Ascomycota - Lecanoromycetideae - Teloschistales - Teloschistaceae
 

Thalle : crustacé, épilithique, non lobé au pourtour, fendillé-aréolé, au début blanc-grisâtre puis devenant brun foncé-noirâtre, peu épais.

Photosymbiote : Trebouxia.

Réactions chimiques : épithécium et cortex de l’excipulum K+ violet clair ; médulle du thalle surtout en dessous de l’apothécie C+ rouge carmin instantané et fugace ; épithécium et cortex de l’excipulum N+ légèrement violet.

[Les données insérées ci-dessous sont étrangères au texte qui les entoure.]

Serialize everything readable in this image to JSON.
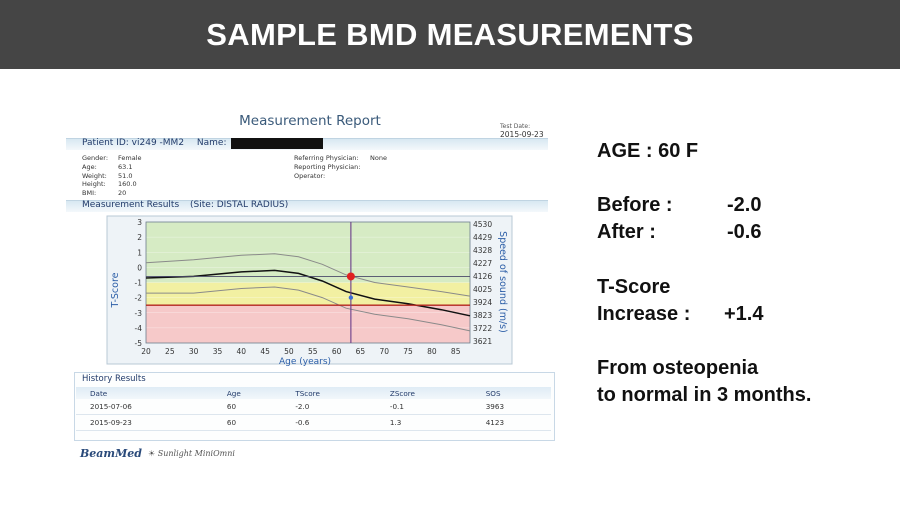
{
  "banner": {
    "title": "SAMPLE BMD MEASUREMENTS"
  },
  "report": {
    "title": "Measurement Report",
    "test_date_label": "Test Date:",
    "test_date": "2015-09-23",
    "patient_id": "Patient ID: vi249 -MM2",
    "name_label": "Name:",
    "fields_left": [
      {
        "label": "Gender:",
        "value": "Female"
      },
      {
        "label": "Age:",
        "value": "63.1"
      },
      {
        "label": "Weight:",
        "value": "51.0"
      },
      {
        "label": "Height:",
        "value": "160.0"
      },
      {
        "label": "BMI:",
        "value": "20"
      }
    ],
    "fields_right": [
      {
        "label": "Referring Physician:",
        "value": ""
      },
      {
        "label": "Reporting Physician:",
        "value": "None"
      },
      {
        "label": "Operator:",
        "value": ""
      }
    ],
    "section_title": "Measurement Results",
    "site": "(Site: DISTAL RADIUS)",
    "history": {
      "title": "History Results",
      "headers": [
        "Date",
        "Age",
        "TScore",
        "ZScore",
        "SOS"
      ],
      "rows": [
        [
          "2015-07-06",
          "60",
          "-2.0",
          "-0.1",
          "3963"
        ],
        [
          "2015-09-23",
          "60",
          "-0.6",
          "1.3",
          "4123"
        ]
      ]
    },
    "brand": "BeamMed",
    "product": "Sunlight MiniOmni"
  },
  "chart_data": {
    "type": "line",
    "xlabel": "Age (years)",
    "ylabel": "T-Score",
    "y2label": "Speed of sound (m/s)",
    "xlim": [
      20,
      88
    ],
    "ylim": [
      -5,
      3
    ],
    "x_ticks": [
      20,
      25,
      30,
      35,
      40,
      45,
      50,
      55,
      60,
      65,
      70,
      75,
      80,
      85
    ],
    "y_ticks": [
      3,
      2,
      1,
      0,
      -1,
      -2,
      -3,
      -4,
      -5
    ],
    "y2_ticks": [
      4530,
      4429,
      4328,
      4227,
      4126,
      4025,
      3924,
      3823,
      3722,
      3621
    ],
    "bands": [
      {
        "name": "normal",
        "from": -1,
        "to": 3,
        "color": "#d6ebc4"
      },
      {
        "name": "osteopenia",
        "from": -2.5,
        "to": -1,
        "color": "#f2f0a2"
      },
      {
        "name": "osteoporosis",
        "from": -5,
        "to": -2.5,
        "color": "#f6c9c9"
      }
    ],
    "series": [
      {
        "role": "mean",
        "color": "#111111",
        "x": [
          20,
          30,
          40,
          47,
          52,
          57,
          62,
          68,
          75,
          82,
          88
        ],
        "y": [
          -0.7,
          -0.6,
          -0.3,
          -0.2,
          -0.4,
          -0.9,
          -1.6,
          -2.1,
          -2.4,
          -2.8,
          -3.2
        ]
      },
      {
        "role": "upper",
        "color": "#8a8a8a",
        "x": [
          20,
          30,
          40,
          47,
          52,
          57,
          62,
          68,
          75,
          82,
          88
        ],
        "y": [
          0.3,
          0.5,
          0.8,
          0.9,
          0.7,
          0.2,
          -0.5,
          -1.0,
          -1.3,
          -1.6,
          -1.9
        ]
      },
      {
        "role": "lower",
        "color": "#8a8a8a",
        "x": [
          20,
          30,
          40,
          47,
          52,
          57,
          62,
          68,
          75,
          82,
          88
        ],
        "y": [
          -1.7,
          -1.7,
          -1.4,
          -1.3,
          -1.5,
          -2.0,
          -2.7,
          -3.1,
          -3.4,
          -3.8,
          -4.2
        ]
      }
    ],
    "reference_lines": {
      "x_age": 63,
      "t_score": -0.6
    },
    "threshold_line": {
      "y": -2.5,
      "color": "#b3261e"
    },
    "points": [
      {
        "x": 63,
        "y": -0.6,
        "color": "#e02020"
      },
      {
        "x": 63,
        "y": -2.0,
        "color": "#3a6ed8"
      }
    ]
  },
  "facts": {
    "age": "AGE : 60 F",
    "before_label": "Before :",
    "before_value": "-2.0",
    "after_label": "After    :",
    "after_value": "-0.6",
    "tscore_label": "T-Score",
    "increase_label": "Increase :",
    "increase_value": "+1.4",
    "conclusion_1": "From osteopenia",
    "conclusion_2": "to normal in 3 months."
  }
}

Apothécies : (0,1-0,5 mm de diamètre) à disque plan puis légèrement convexe, de brun foncé à noir, à rebord propre concolore au disque et à large rebord thallin tendant à disparaître plus ou moins à la fin et dont la couleur évolue comme celle du thalle.

Épithécium brun. Rebord thallin rempli par les cellules du photosymbiote (algue verte). Hyménium non inspergé et sans cristaux. Paraphyses en majorité simples, de 1,5-2 µm d’épaisseur à la base et de 3,5-5 µm de largeur au sommet, certaines pouvant être ramifiées. Spores polariloculaires, incolores, par huit, de 8-13 × 4-8 µm avec un épaississement équatorial de 5-7 (7,5) µm de long plus ou moins compris entre le tiers et la moitié de la longueur de la spore.

 

Écologie, répartition : espèce saxicole, calcifuge. Sur des pierres sur le sol ou bien sur des parois inclinées ou horizontales de roches silicatées, dans des stations non protégées des pluies, ensoleillées et à atmosphère sèche. Très rare. Étage mésoméditerranéen dans le midi de la France.

 

Étymologie : Caloplaca vient du grec « calo » = beau et du grec « placa » = plaque ; cravensis vient du latin « cravus* » = Crau (plaine de) et du suffixe latin « ensis » = indiquant l’origine du lieu (de la Crau).

* le mot latin « cravus » venant lui-même du celte « crag » signifiant « pierre, rocher » d’où la Crau, plaine de pierres et de cailloux provenant de l’ancien lit de la Durance.

 

Récolte : Herb. J. Valance n° 382 (B4-5) (leg.Jacques Valance, dét. Claude Roux).

- Date : 15.01.16 Lieu : 83140 Six-Fours-les-Plages, cap Sicié. Alt. : 250 m.

- Support du spécimen : sur un petit caillou de roche silicatée, sur le sol.

 

 

Remarques : Caloplaca cravensis a été découvert pour la première fois en 1965 par Georges Clauzade dans la plaine de la Crau, commune d’Arles, au mas d’Icard à une altitude de 10 m.

Parmi les Caloplaca du groupe des Pyrenodesmia à thalle et apothécies plus ou moins noirs, Caloplaca cravensis est le seul à posséder de l’acide gyrophorique et à avoir une médulle qui réagit C+ rouge. Caloplaca concinerascens, très proche, a le rebord thallin de l’apothécie qui disparait rapidement et l’épaississement équatorial plus petit, de 3-5 µm de long.

 

Bibliographie

Clauzade G. et Roux C., 1985. Likenoj de Okcidenta Eŭropo. Ilustrita determinlibro. Bull. Soc. bot. Centre-Ouest, n° spéc. 7, S.B.C.O. édit., St-Sulpice-de-Royan, 893 p. (p. 229, n° 9).

Roux Cl., 2015. Clé des Caloplaca. v14d. du 18.08.2016 – inédit (p. 12 n° 5).

Roux C. et coll., 2017. Catalogue des lichens et champignons lichénicoles de France métropolitaine. 2e éd. A.F.L. édit. Fontainebleau, 1581 p. 2 tomes (p. 186).

Wunder H., 1974. Schwarzfrűchtige, saxicole sippen der gattung Caloplaca (Lichenes, Teloschistaceae) in Mitteleuropa, dem mittelmeergebiet und vorderasien. Bibliotheca Lichenologica 3: 1-186 (p. 126-128).